Consequently, it is critical to keep the stone flat and level at all times, especially if you are sharpening for the first time. While the grit is mostly accurate, the softness of these stones varies by their make; the softer the stone, the faster it dishes. The majority, if not all, water stones/soaking stones use aluminum oxide as their principal sharpening material, and the binding determines how quickly the stonewares out.
Ceramic Whetstone (Splash and Go “Water”)
Compared to water stones, the ceramic stone does not dish out as quickly as the soaking stones. The ceramic whetstone is also ready to use right away, with no need to soak it first.
They are more expensive than soaking stones, but because they do not wear out as quickly as soaking stones, they’re preferred over aluminum oxide soaking stones. Ceramic stones have a much longer lifespan and are ideal for blades with a high Rockwell hardness.
You don't need much to keep your ceramic sharpening stone in fantastic shape. You can get a lot done with only some soapy water and a sponge.
Diamond Stones (Dry, Splash, and Go “Water”, Oil)
Each time you utilize the Diamond stone, you will fall in love with it. Most diamond stones require a few pre-sharpening sessions to attain the grit level specified on the packaging. All diamond stones are plated on top of aluminium or steel, and you don't need to flatten them at all; they remain flat even after 30 sharpening sessions.
You can use it dry or with a little water to make the sharpening sessions go more smoothly. Furthermore, you should not soak or keep water on it for an extended period because the steel beneath may rust.
The Diamond stone has the advantage of being quick, and you may also use it to flatten your soaking or ceramic whetstone. The disadvantage is that it takes a lot of pre-sharpening before it reaches the specified grit on the package.
A diamond whetstone is pricey, but a Chinese-made version is just as good and costs $25/$30. Because the Diamond stone requires pre-sharpening, it's best to start with older blades and work your way to the appropriate grit.
Are you a beginner when it comes to utilizing a whetstone? What does the numeral on the whetstone's side denote? Without this knowledge, you risk wasting time trying to sharpen your kitchen knives with a whetstone that is overly smooth, or worse, ruining your kitchen knives. The grit size of the abrasive particles in the stone is indicated by the digit or grit size labelled on every whetstone.
Sharpening stones ranging from 120 to 400 grit are best suited for rough sharpening's, such as removing chips along the edge or restoring a particularly dull blade. In this scenario, we suggest using stones with grits of 120 and 240.
Sharpening stones with grits ranging from 700 to 2000 are used for standard sharpening. We propose stones with a grit of 700 to 1200.
You can use stones with a grit of roughly 2000 to remove fine scratches and burrs left by coarser stones and polish the surface. Although there is no theoretical upper limit, stones with grits greater than roughly 10000 grit produce virtually no discernible edge improvement.
It's also worth noting that there is no Japanese measurement standard above, 8000 grit. You simply have to accept the manufacturer's word for it when it comes to stones marketed as having a finer grit.

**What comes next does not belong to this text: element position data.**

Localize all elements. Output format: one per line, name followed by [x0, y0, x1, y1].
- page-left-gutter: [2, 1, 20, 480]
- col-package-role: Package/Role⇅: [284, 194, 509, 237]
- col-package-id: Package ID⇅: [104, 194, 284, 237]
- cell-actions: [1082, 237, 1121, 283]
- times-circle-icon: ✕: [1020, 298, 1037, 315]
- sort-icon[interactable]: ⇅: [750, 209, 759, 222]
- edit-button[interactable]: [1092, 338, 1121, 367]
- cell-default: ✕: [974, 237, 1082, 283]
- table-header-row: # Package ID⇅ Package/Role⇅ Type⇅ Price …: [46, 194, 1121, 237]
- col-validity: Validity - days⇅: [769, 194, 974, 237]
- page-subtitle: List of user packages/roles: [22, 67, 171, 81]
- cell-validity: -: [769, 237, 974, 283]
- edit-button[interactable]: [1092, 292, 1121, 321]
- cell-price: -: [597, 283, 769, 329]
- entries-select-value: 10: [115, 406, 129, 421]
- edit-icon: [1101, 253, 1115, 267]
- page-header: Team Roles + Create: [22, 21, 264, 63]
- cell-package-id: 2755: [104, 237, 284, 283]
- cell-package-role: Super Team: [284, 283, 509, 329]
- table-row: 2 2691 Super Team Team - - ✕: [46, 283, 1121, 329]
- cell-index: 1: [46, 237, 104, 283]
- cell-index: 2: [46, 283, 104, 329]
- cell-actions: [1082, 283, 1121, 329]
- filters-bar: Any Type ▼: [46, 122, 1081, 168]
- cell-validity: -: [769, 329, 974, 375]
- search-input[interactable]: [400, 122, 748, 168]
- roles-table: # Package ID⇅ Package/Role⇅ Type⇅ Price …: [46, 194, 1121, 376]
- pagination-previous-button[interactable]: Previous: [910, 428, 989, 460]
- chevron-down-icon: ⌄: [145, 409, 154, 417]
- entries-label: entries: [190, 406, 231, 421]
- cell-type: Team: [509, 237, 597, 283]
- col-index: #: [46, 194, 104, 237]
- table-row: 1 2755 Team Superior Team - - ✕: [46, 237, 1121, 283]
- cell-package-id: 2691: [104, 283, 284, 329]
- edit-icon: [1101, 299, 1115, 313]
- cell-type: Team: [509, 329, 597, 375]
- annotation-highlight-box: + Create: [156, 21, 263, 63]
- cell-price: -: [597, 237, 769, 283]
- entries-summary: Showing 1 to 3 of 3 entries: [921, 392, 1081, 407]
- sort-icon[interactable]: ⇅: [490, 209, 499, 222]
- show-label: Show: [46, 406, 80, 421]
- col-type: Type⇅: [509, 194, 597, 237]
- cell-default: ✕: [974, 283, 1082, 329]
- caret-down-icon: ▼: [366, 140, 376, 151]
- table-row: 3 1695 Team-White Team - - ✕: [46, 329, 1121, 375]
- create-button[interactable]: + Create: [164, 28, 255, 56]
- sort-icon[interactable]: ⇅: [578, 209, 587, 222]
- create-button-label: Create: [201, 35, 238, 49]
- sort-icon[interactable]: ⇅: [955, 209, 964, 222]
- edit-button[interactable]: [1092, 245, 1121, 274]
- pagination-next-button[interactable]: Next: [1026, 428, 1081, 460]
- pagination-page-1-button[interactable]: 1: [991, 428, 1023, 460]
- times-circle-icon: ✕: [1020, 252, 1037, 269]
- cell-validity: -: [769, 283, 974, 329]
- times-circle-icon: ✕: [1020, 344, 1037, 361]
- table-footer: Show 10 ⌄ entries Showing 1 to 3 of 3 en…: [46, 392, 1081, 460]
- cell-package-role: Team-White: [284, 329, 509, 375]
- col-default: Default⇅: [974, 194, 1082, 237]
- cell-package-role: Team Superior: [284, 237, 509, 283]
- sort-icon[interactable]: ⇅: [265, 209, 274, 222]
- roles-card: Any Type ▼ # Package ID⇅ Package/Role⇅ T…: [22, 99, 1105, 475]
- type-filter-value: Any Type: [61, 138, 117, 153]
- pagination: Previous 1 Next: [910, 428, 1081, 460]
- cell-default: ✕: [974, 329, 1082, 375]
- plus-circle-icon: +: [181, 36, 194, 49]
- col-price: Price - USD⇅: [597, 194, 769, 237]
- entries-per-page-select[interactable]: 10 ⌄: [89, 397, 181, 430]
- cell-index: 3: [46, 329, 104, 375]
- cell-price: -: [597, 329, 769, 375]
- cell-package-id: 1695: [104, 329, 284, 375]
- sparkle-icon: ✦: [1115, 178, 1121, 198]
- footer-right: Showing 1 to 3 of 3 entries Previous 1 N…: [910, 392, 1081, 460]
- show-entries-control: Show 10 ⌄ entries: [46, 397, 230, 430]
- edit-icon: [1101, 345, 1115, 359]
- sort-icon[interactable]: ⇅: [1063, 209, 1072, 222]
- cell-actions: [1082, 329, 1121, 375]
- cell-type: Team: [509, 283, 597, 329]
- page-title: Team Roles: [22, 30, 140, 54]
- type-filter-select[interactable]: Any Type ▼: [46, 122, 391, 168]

If you have some sharpening experience, an 8000 grit finishing stone is recommended. If you're unsure or a newbie, stones with grits ranging from 3000 to 6000 would suffice.
On the other hand, if you sharpen a lot of knives, you will need at least three stones. One for rough grinding, one for sharpening, and one for honing. A combination stone will suffice if you sharpen blades occasionally and do not need to remove a chip along the edge of the blade. The size you choose is primarily a trade-off between cost and speed, with larger stones allowing you to work faster. Smaller stones work just as well as larger stones, although they take a bit longer to process.